先述の通り、魔力を補給できる高位の魔力使いは年季を感じる魔剣を持っている事が多いブレードマスターに比べ、真新しい魔剣を持っているとイーターと決めつけられてしまう。
「ああ、こいつは何回か魔力の補充をしているからな」
「それって、結構金かかるんじゃねぇの?」
「知り合いに、付与師がいるから友達価格でなんとかなってる」
「ふうん…」
納得と疑問を取り混ぜた表情を見せたアリシアが再び口を開く。
「そー言えば、楓はブレイカーなの?その紋章はブレイカーズギルドのでしょ?」
目ざとい、と楓は心の中で呟く。
「ん?まぁね、まだ見習いみたいなもんだけど、ギルドには入ってるよ。これが無いと個人だと動きにくいしな」
「そうだねー。でも、入学試験は大変じゃなかったの?HSSにもかなりランク高い人が居るらしいけど、それでも中々大変みたいよ」
ブレイカーズギルドに入っているのと、そうで無いのとでは段違いに様々な活動への介入が楽になる。
元々は警察組織や自衛軍が、対応を放棄していた魔法や来訪者がらみの事件を解決して来た実績の積み重ねで、民間からの信頼を得て、地域によっては警察や軍より権力を持つようになったのが、ブレイカーズギルドだ。
基本理念は、政治的な事項より個人に寄り添った事項を解決する組織である。
財源は寄付や事件解決の報奨金に加え、来訪者の体組織や所持品の販売によるものもある。
「ね、それでランクはいくつなの?」
アリシアは楓がブレイカーだということに気がついてから、好奇心に目をキラキラさせている。

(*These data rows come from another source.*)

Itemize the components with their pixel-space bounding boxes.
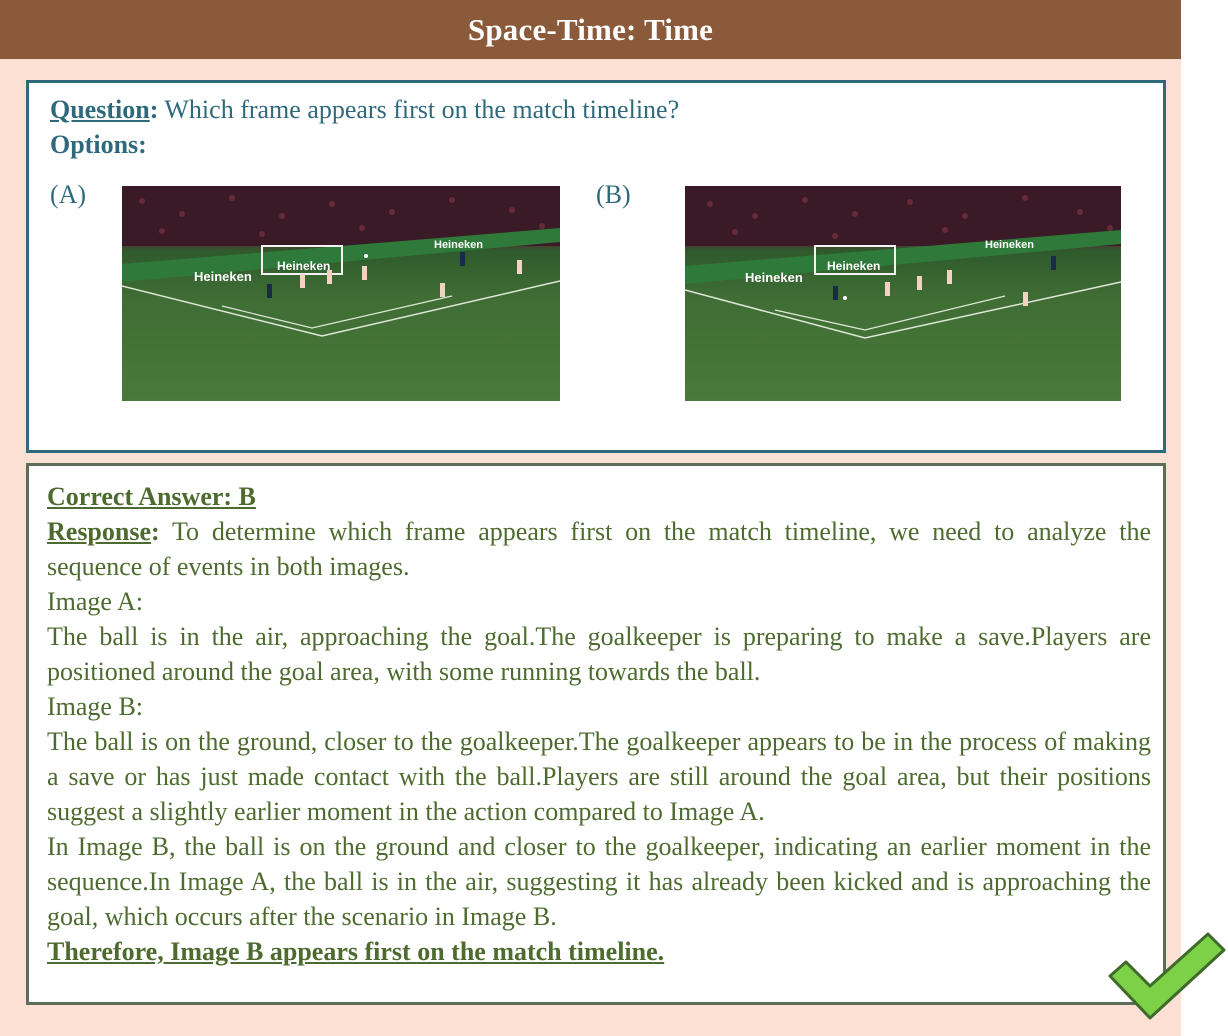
option-a-image: Heineken Heineken Heineken bbox=[122, 186, 560, 401]
correct-answer: Correct Answer: B bbox=[47, 482, 256, 511]
option-b-image: Heineken Heineken Heineken bbox=[685, 186, 1121, 401]
image-b-text: The ball is on the ground, closer to the… bbox=[47, 727, 1151, 826]
options-label: Options: bbox=[50, 130, 147, 159]
answer-text: Correct Answer: B Response: To determine… bbox=[47, 482, 1151, 966]
comparison-text: In Image B, the ball is on the ground an… bbox=[47, 832, 1151, 931]
question-label: Question bbox=[50, 95, 150, 124]
option-b-label: (B) bbox=[596, 180, 631, 209]
conclusion-text: Therefore, Image B appears first on the … bbox=[47, 937, 665, 966]
ad-board-text: Heineken bbox=[277, 259, 330, 273]
ad-board-text: Heineken bbox=[827, 259, 880, 273]
question-text: Which frame appears first on the match t… bbox=[158, 95, 680, 124]
page-title: Space-Time: Time bbox=[0, 0, 1181, 59]
question-line: Question: Which frame appears first on t… bbox=[50, 95, 679, 125]
response-label: Response bbox=[47, 517, 152, 546]
ad-board-text: Heineken bbox=[745, 270, 803, 285]
answer-box: Correct Answer: B Response: To determine… bbox=[26, 463, 1166, 1005]
ad-board-text: Heineken bbox=[194, 269, 252, 284]
ad-board-text: Heineken bbox=[985, 239, 1034, 251]
checkmark-icon bbox=[1108, 932, 1226, 1020]
question-box: Question: Which frame appears first on t… bbox=[26, 80, 1166, 453]
ad-board-text: Heineken bbox=[434, 239, 483, 251]
image-a-label: Image A: bbox=[47, 587, 144, 616]
image-a-text: The ball is in the air, approaching the … bbox=[47, 622, 1151, 686]
option-a-label: (A) bbox=[50, 180, 87, 209]
image-b-label: Image B: bbox=[47, 692, 144, 721]
response-intro: To determine which frame appears first o… bbox=[47, 517, 1151, 581]
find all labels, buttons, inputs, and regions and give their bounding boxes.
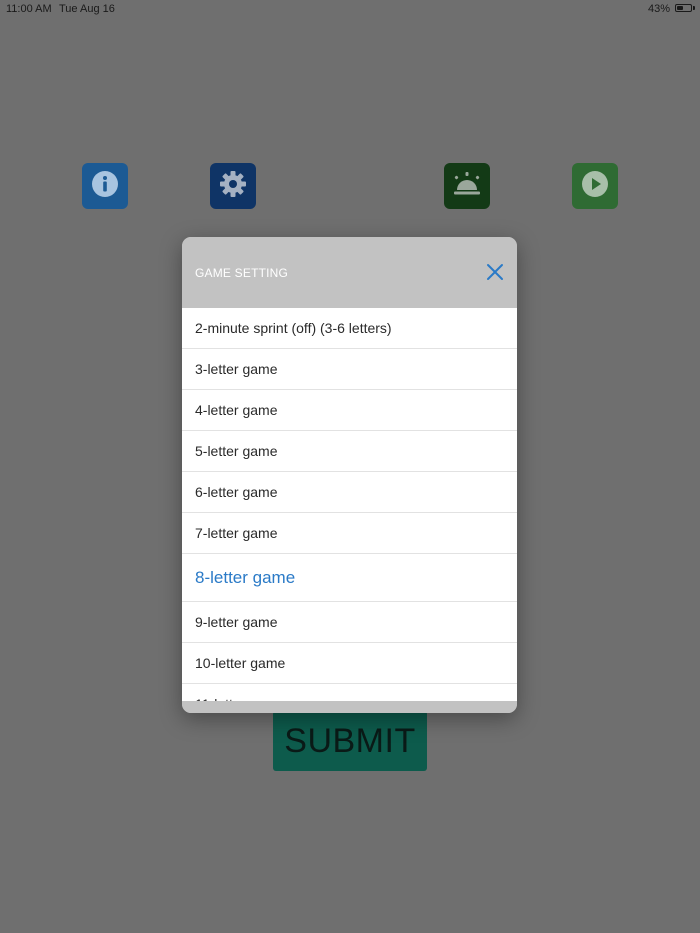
game-option-item[interactable]: 4-letter game <box>182 390 517 431</box>
battery-icon <box>675 4 692 12</box>
status-bar: 11:00 AM Tue Aug 16 43% <box>0 0 700 18</box>
play-button[interactable] <box>572 163 618 209</box>
game-setting-modal: GAME SETTING 2-minute sprint (off) (3-6 … <box>182 237 517 713</box>
game-option-item[interactable]: 9-letter game <box>182 602 517 643</box>
game-option-item[interactable]: 5-letter game <box>182 431 517 472</box>
game-option-item[interactable]: 6-letter game <box>182 472 517 513</box>
battery-level <box>677 6 683 10</box>
game-option-item[interactable]: 11-letter game <box>182 684 517 701</box>
battery-nub <box>693 6 695 10</box>
status-time: 11:00 AM <box>6 3 52 15</box>
play-icon <box>580 169 610 204</box>
game-option-item[interactable]: 10-letter game <box>182 643 517 684</box>
game-option-list[interactable]: 2-minute sprint (off) (3-6 letters) 3-let… <box>182 308 517 701</box>
game-option-item[interactable]: 7-letter game <box>182 513 517 554</box>
gear-icon <box>218 169 248 204</box>
settings-button[interactable] <box>210 163 256 209</box>
close-icon <box>486 263 504 286</box>
status-date: Tue Aug 16 <box>59 3 115 15</box>
game-option-item[interactable]: 8-letter game <box>182 554 517 602</box>
game-option-item[interactable]: 2-minute sprint (off) (3-6 letters) <box>182 308 517 349</box>
game-option-item[interactable]: 3-letter game <box>182 349 517 390</box>
modal-footer <box>182 701 517 713</box>
modal-header: GAME SETTING <box>182 237 517 308</box>
modal-title: GAME SETTING <box>195 266 289 280</box>
bell-button[interactable] <box>444 163 490 209</box>
submit-button[interactable]: SUBMIT <box>273 711 427 771</box>
info-button[interactable] <box>82 163 128 209</box>
close-button[interactable] <box>483 262 507 286</box>
service-bell-icon <box>451 169 483 204</box>
battery-percentage: 43% <box>647 3 670 15</box>
info-icon <box>90 169 120 204</box>
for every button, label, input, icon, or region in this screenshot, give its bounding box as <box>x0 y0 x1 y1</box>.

それに対して楓が口を開こうとした時、スーツに身を包んだ担任の男性教師が入って来た。
「皆さん初めまして、私が君達の担任になった、柊三四郎だよろしくな」
年は30代に見える男性教師が、教壇から形通りの挨拶をする。
スーツを着慣れてないのか、わざと崩しているかわからないが、着こなしている感じがない。
「私の専攻は、歴史全般だからカリキュラムによっては、授業で顔を合わせる人もいると思う。この岩戸市の研究をしているから、興味がある人は研究室に来てくれ、歓迎するよ」
簡単な自己紹介のあとは、学園生活や授業の組み合わせについての説明が続くようだ、学園に居るには必要な知識なので、楓は意識を切り代えて教師の話に集中したのだった。